It's hard to predict when big schools change coaches after long, long periods of success. The only really similar measuring stick would be Florida State, who recently replaced Bobby Bowden. There is one glaring difference: Bowden retired.
Penn State has a lot of traditions that a new coach will have to embrace or replace. One thing that can't be overlooked is the fan perception, which so often drives whether a new coach finds success or not.
Winning attracts fans, but how teams win in college is something that's always looked at. We talked a little about that in the slide on roster construction, but there's more than just the playing philosophy.
Fans will expect the new coach to embrace things like the blue line at the end of the tunnel, white outs, black shoes, plain uniforms and, perhaps most importantly, Joe Paterno's idea of "success with honor."
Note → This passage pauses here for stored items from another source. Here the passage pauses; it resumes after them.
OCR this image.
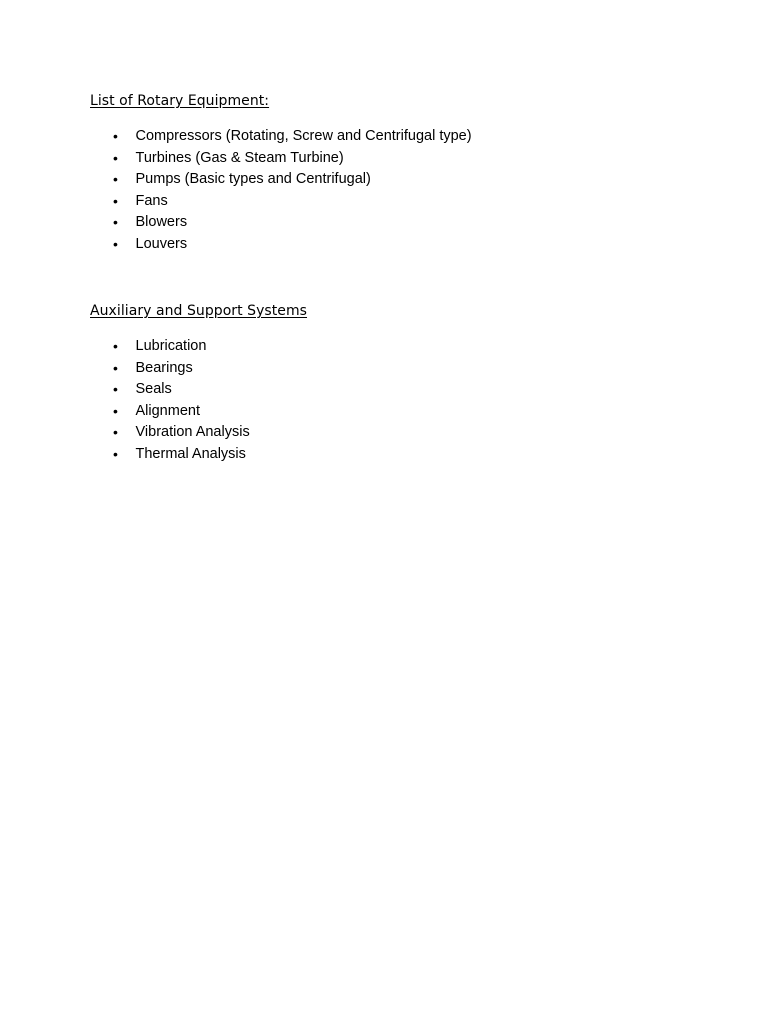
List of Rotary Equipment:
• Compressors (Rotating, Screw and Centrifugal type)
• Turbines (Gas & Steam Turbine)
• Pumps (Basic types and Centrifugal)
• Fans
• Blowers
• Louvers
Auxiliary and Support Systems
• Lubrication
• Bearings
• Seals
• Alignment
• Vibration Analysis
• Thermal Analysis
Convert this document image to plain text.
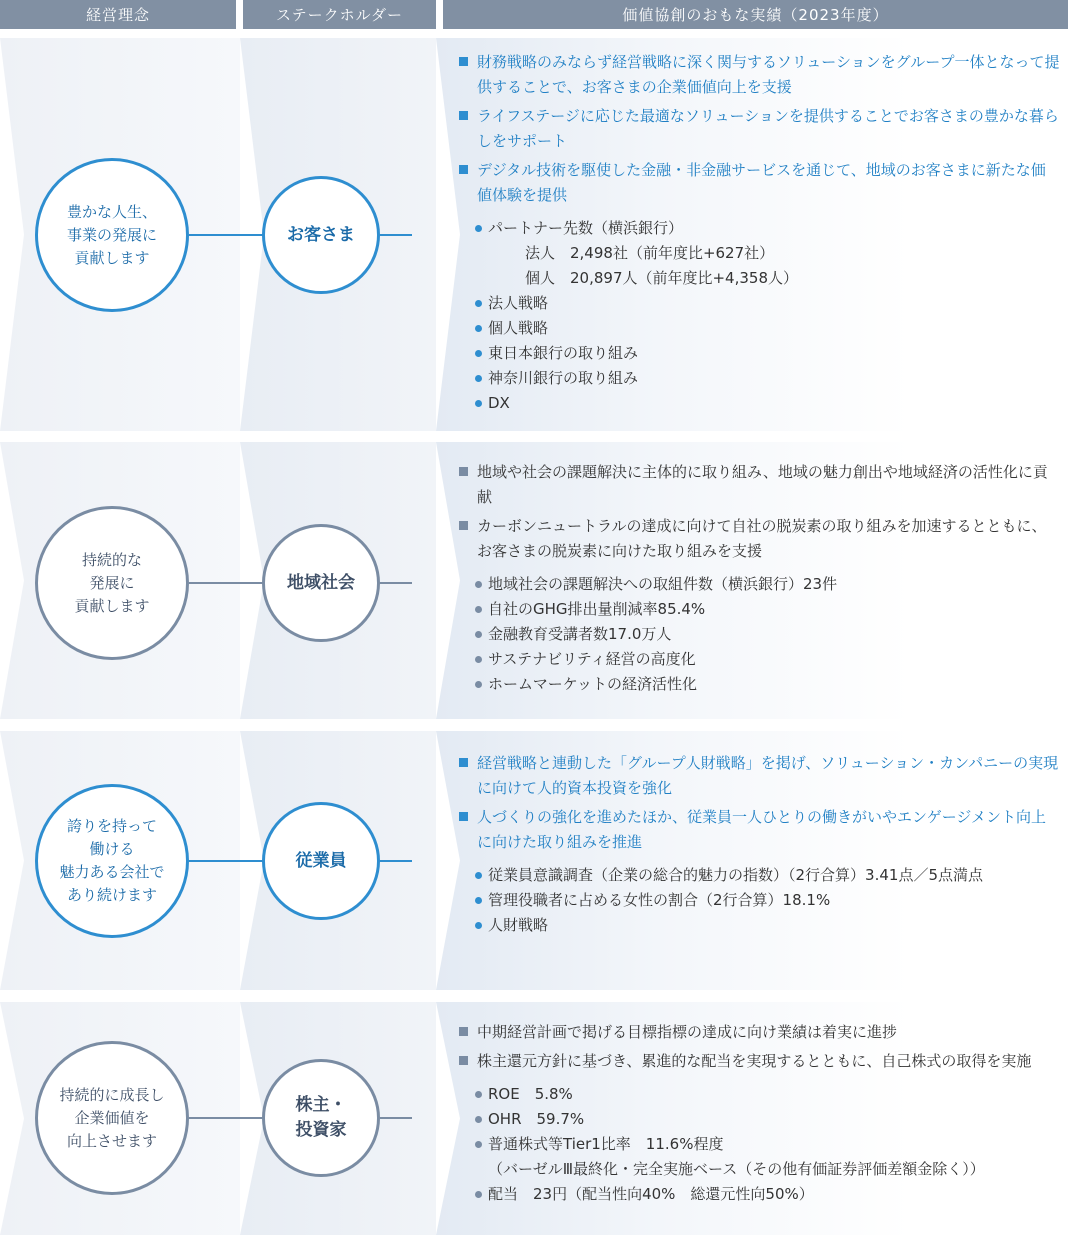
経営理念	ステークホルダー	価値協創のおもな実績（2023年度）
豊かな人生、
事業の発展に
貢献します
お客さま
財務戦略のみならず経営戦略に深く関与するソリューションをグループ一体となって提供することで、お客さまの企業価値向上を支援
ライフステージに応じた最適なソリューションを提供することでお客さまの豊かな暮らしをサポート
デジタル技術を駆使した金融・非金融サービスを通じて、地域のお客さまに新たな価値体験を提供
パートナー先数（横浜銀行）
法人　2,498社（前年度比+627社）
個人　20,897人（前年度比+4,358人）
法人戦略
個人戦略
東日本銀行の取り組み
神奈川銀行の取り組み
DX
持続的な
発展に
貢献します
地域社会
地域や社会の課題解決に主体的に取り組み、地域の魅力創出や地域経済の活性化に貢献
カーボンニュートラルの達成に向けて自社の脱炭素の取り組みを加速するとともに、お客さまの脱炭素に向けた取り組みを支援
地域社会の課題解決への取組件数（横浜銀行）23件
自社のGHG排出量削減率85.4%
金融教育受講者数17.0万人
サステナビリティ経営の高度化
ホームマーケットの経済活性化
誇りを持って
働ける
魅力ある会社で
あり続けます
従業員
経営戦略と連動した「グループ人財戦略」を掲げ、ソリューション・カンパニーの実現に向けて人的資本投資を強化
人づくりの強化を進めたほか、従業員一人ひとりの働きがいやエンゲージメント向上に向けた取り組みを推進
従業員意識調査（企業の総合的魅力の指数）（2行合算）3.41点／5点満点
管理役職者に占める女性の割合（2行合算）18.1%
人財戦略
持続的に成長し
企業価値を
向上させます
株主・
投資家
中期経営計画で掲げる目標指標の達成に向け業績は着実に進捗
株主還元方針に基づき、累進的な配当を実現するとともに、自己株式の取得を実施
ROE　5.8%
OHR　59.7%
普通株式等Tier1比率　11.6%程度
（バーゼルⅢ最終化・完全実施ベース（その他有価証券評価差額金除く））
配当　23円（配当性向40%　総還元性向50%）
Perhaps the worst thing a new coach could do coming into this job is try to put too large of a stamp on this program. Before the controversy enveloped Paterno and his team, this was one of the most attractive jobs in the NCAA. Now, it still should be for the right person.
I won't make a selection in this coaching derby, but I will implore Penn State's search group to hire the coach who embraces enough of the past to ensure a successful, prosperous future. That might be Tom Bradley. It might be Dan Mullen. It might be someone completely different.
Hiring the right person, however, has never been more important.